ROMANCE



silent disco encore
Raque Ford, Brittany Adeline King, Ingrid Yi-Chen Lu, Eric Veit, Liz Vitlin, Owen Westberg
Nov 21–Dec 28, 2024



Silent discos (now sometimes called mobile clubbing) originated in the early 2000s, transmitting music on a single channel to ravers to prevent “noise pollution” late at night, and has become a ubiqutous nightlife or wedding party gimmick. What gets lost when things get cleaned up? Left to our own devices, in our own heads, it makes sense that we’re still longing for something to touch or something with tension—stuttering images on home videos made for no one, objects punctured with an adornment that could be armor, a chaotic and “untidy” surface glittering with stars—for some form of authenticity to be transmitted.Don’t you sometimes want to put on your headphones like a sullen teen, not wanting to talk to anyone but be in touch with everyone, not wanting to be vulnerable but not wanting to perform main character energy either? Is it wrong to be suspicious of subjectivity these days?

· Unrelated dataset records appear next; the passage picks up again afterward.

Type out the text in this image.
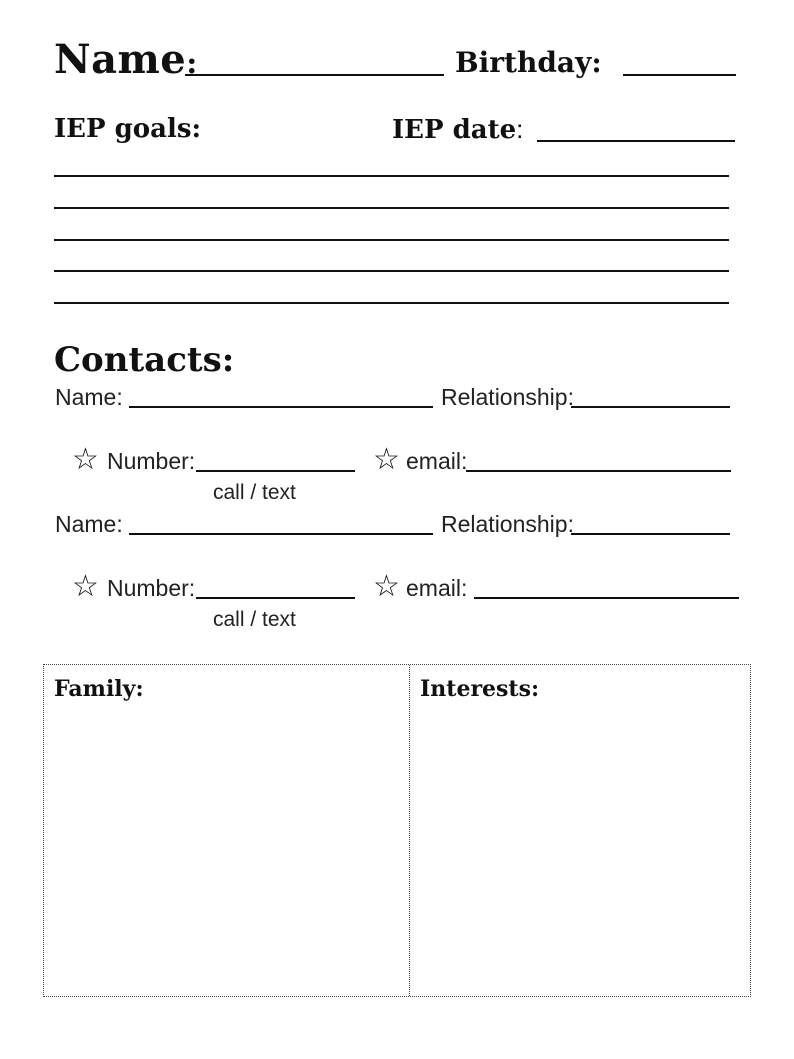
Name:	Birthday:
IEP goals:	IEP date:
Contacts:
Name:	Relationship:
☆ Number:	☆ email:
call / text
Name:	Relationship:
☆ Number:	☆ email:
call / text
Family:	Interests:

Cluttercore was coined in 2022, so I guess it’s also over now. “What’s fun about cluttercore is it REQUIRES personality and specialized interest in order to work and it celebrates radical individuality,” quotes in Architectural Digest. What would Walter Benjamin say about microtrends? It’s like how he talks about the concept of the outmoded, and how at the very moment when something appears dated or no longer holds use (aka commercial) value, the thing (be it a dead technology or an aesthetic) reveals the utopian vision that existed at its outset, free of market pressure to perform. It’s soothing to sit in a room by yourself, with all your stuff, a reminder of being a body with an imperfect history, its own trajectory, and layered emotional archeology. Call the curtain on exuberance, you say, but perhaps now that we can view this sensibility from a distance with a smirk, the emotive properties and imperatives for mess reveal themselves.

We spend most of our embodied existence intertwined in mediating structures, such that we make our homes and appearances amongst alternating strata of physical and virtual and social codes, posting and papering on grids and walls of bedrooms in microcosms and microtrends that just might make us feel not entirely alone. If reality is somewhere between disassociation and hyperawareness of presence, the works here amalgamate the material and imaged into one, where sensorial experience at once slows and accelerates, devolving into roughly patchworked layers or a messy assembly between “consensus reality” and the hyper-constructed realities that isolate—rather than individuate—us all. Self-awareness  is complicated at the encore, when the fourth wall is broken, and the audience in standing ovation demands just one more performance.